А чего, собственно, ему таиться? Он не задал этот вопрос самому Шреку только потому, что был уверен, вояка на него не ответит. Или соврет. Что скорее всего. А на фиг ему нужно чужое вранье?
– Я не полагаю, я знаю это, – усмехнулся Журналист.
– ЦРУ?
– Да какое там!.. Цереушники по сравнению с нашим приятелем – дети малые. Макс Шрек – кстати, это его настоящее имя, – работает на контору так глубоко законспирированную, что они даже название себе придумывать не стали.

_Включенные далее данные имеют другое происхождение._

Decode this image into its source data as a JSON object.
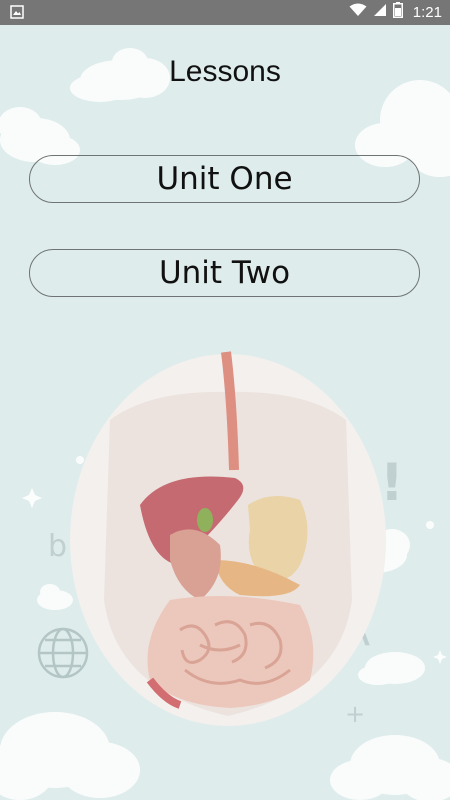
{
  "status_bar": {
    "time": "1:21",
    "left_icon": "image-icon",
    "right_icons": [
      "wifi-icon",
      "signal-icon",
      "battery-icon"
    ]
  },
  "page": {
    "title": "Lessons"
  },
  "buttons": [
    {
      "label": "Unit One"
    },
    {
      "label": "Unit Two"
    }
  ],
  "background_letters": {
    "b": "b",
    "a": "A",
    "exclaim": "!",
    "plus": "+"
  },
  "colors": {
    "status_bar": "#767676",
    "background": "#dfecec",
    "text": "#111111",
    "button_border": "#6e7474"
  }
}
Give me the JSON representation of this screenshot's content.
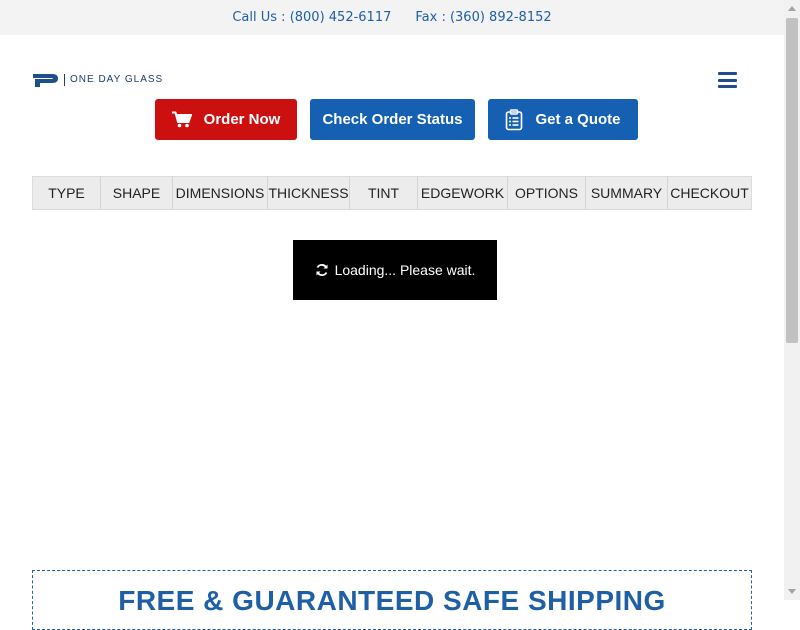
{
  "topbar": {
    "call": "Call Us : (800) 452-6117",
    "fax": "Fax : (360) 892-8152"
  },
  "brand": {
    "name": "ONE DAY GLASS"
  },
  "colors": {
    "brand_blue": "#1560b3",
    "order_red": "#cc1010",
    "text_blue": "#1f5fa6"
  },
  "actions": {
    "order_now": "Order Now",
    "check_status": "Check Order Status",
    "get_quote": "Get a Quote"
  },
  "icons": {
    "order_now": "shopping-cart-icon",
    "get_quote": "clipboard-list-icon",
    "menu": "hamburger-menu-icon",
    "loading": "refresh-icon"
  },
  "steps": [
    "TYPE",
    "SHAPE",
    "DIMENSIONS",
    "THICKNESS",
    "TINT",
    "EDGEWORK",
    "OPTIONS",
    "SUMMARY",
    "CHECKOUT"
  ],
  "loading": {
    "text": "Loading... Please wait."
  },
  "shipping": {
    "title": "FREE & GUARANTEED SAFE SHIPPING"
  }
}
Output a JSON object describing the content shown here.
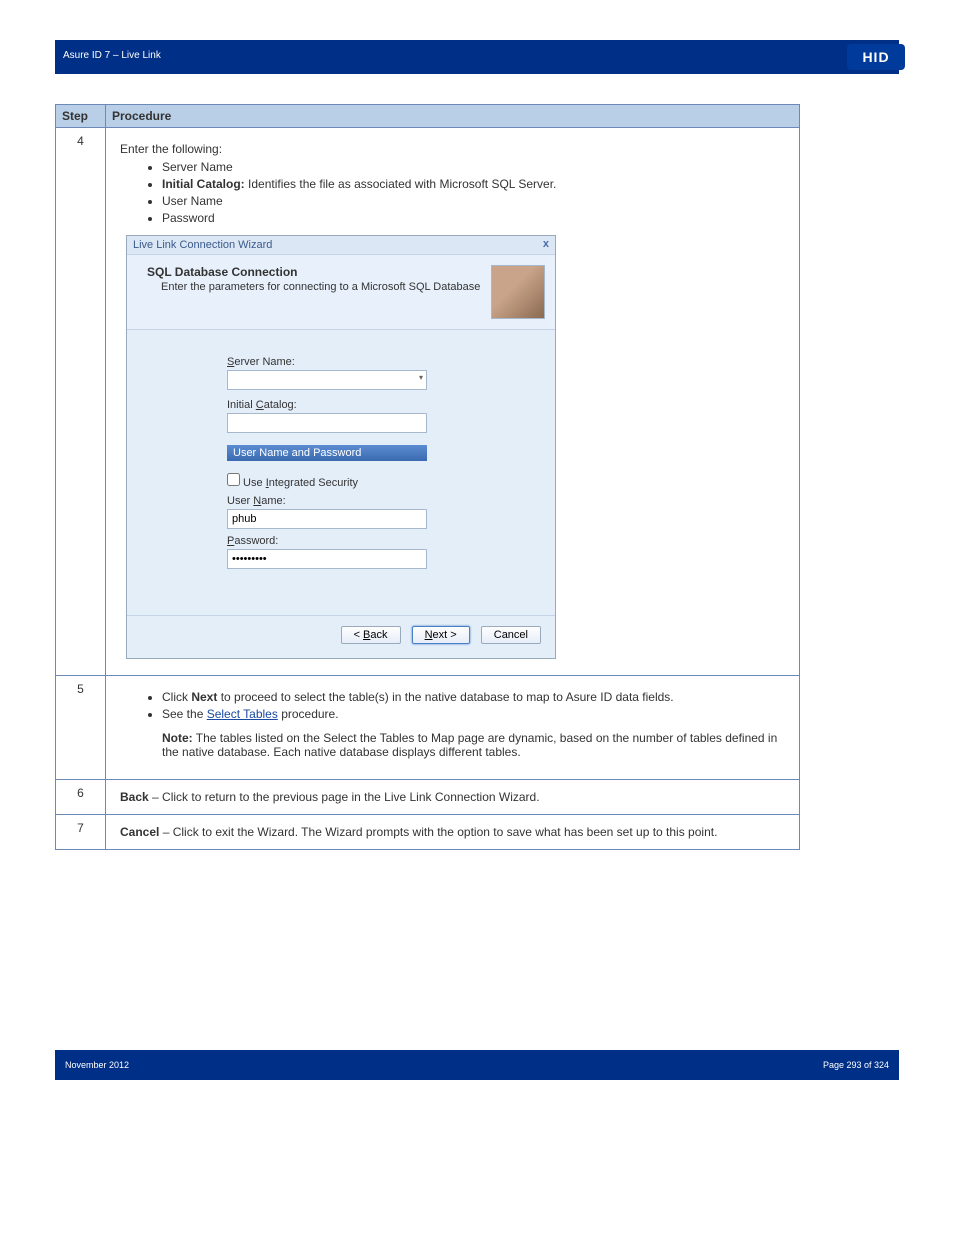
{
  "header": {
    "banner_caption": "Asure ID 7 – Live Link",
    "logo": "HID"
  },
  "table": {
    "col_step": "Step",
    "col_proc": "Procedure",
    "row4": {
      "num": "4",
      "intro": "Enter the following:",
      "b1": "Server Name",
      "b2": "Initial Catalog:",
      "b2_desc": " Identifies the file as associated with Microsoft SQL Server.",
      "b3": "User Name",
      "b4": "Password"
    },
    "wizard": {
      "title": "Live Link Connection Wizard",
      "head_title": "SQL Database Connection",
      "head_sub": "Enter the parameters for connecting to a Microsoft SQL Database",
      "close": "x",
      "lbl_server": "Server Name:",
      "lbl_catalog": "Initial Catalog:",
      "grp_title": "User Name and Password",
      "chk_integrated": "Use Integrated Security",
      "lbl_user": "User Name:",
      "val_user": "phub",
      "lbl_pass": "Password:",
      "val_pass": "•••••••••",
      "btn_back": "< Back",
      "btn_next": "Next >",
      "btn_cancel": "Cancel"
    },
    "row5": {
      "num": "5",
      "b1_pre": "Click ",
      "b1_btn": "Next",
      "b1_post": " to proceed to select the table(s) in the native database to map to Asure ID data fields.",
      "b2": "See the ",
      "b2_link": "Select Tables",
      "b2_post": " procedure.",
      "note_lbl": "Note:",
      "note_txt": " The tables listed on the Select the Tables to Map page are dynamic, based on the number of tables defined in the native database. Each native database displays different tables."
    },
    "row6": {
      "num": "6",
      "lbl": "Back",
      "txt": " – Click to return to the previous page in the Live Link Connection Wizard."
    },
    "row7": {
      "num": "7",
      "lbl": "Cancel",
      "txt": " – Click to exit the Wizard. The Wizard prompts with the option to save what has been set up to this point."
    }
  },
  "footer": {
    "left": "November 2012",
    "right": "Page 293 of 324"
  }
}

Чтобы не всплыло невзначай где-нибудь. Они называют себя просто СС – «секретная служба».
– И чего же парню из СС понадобилось в центре Зоны?
– То же, что и всем нам – Монолит.
– Зачем?
– А он и сам не знает. Ему дали задание – он его выполняет. Кроме Монолита его интересует все, что связано с проектом «О-сознание». Дурак – вместо того, чтобы тащиться незнамо куда и главное – зачем? Ну, что он тут увидит? Голые стены? Бюреров? – лучше бы у меня спросил. Я бы ему про этот проект столько рассказал, что ему в родной СС за такую информацию орден бы дали. А может быть, даже позволили президенту ручку пожать. Вот, мол, господин президент, стоит перед вами лейтенант Макс Шрек, оказавший неоценимую услугу родине на поприще борьбы с международным терроризмом!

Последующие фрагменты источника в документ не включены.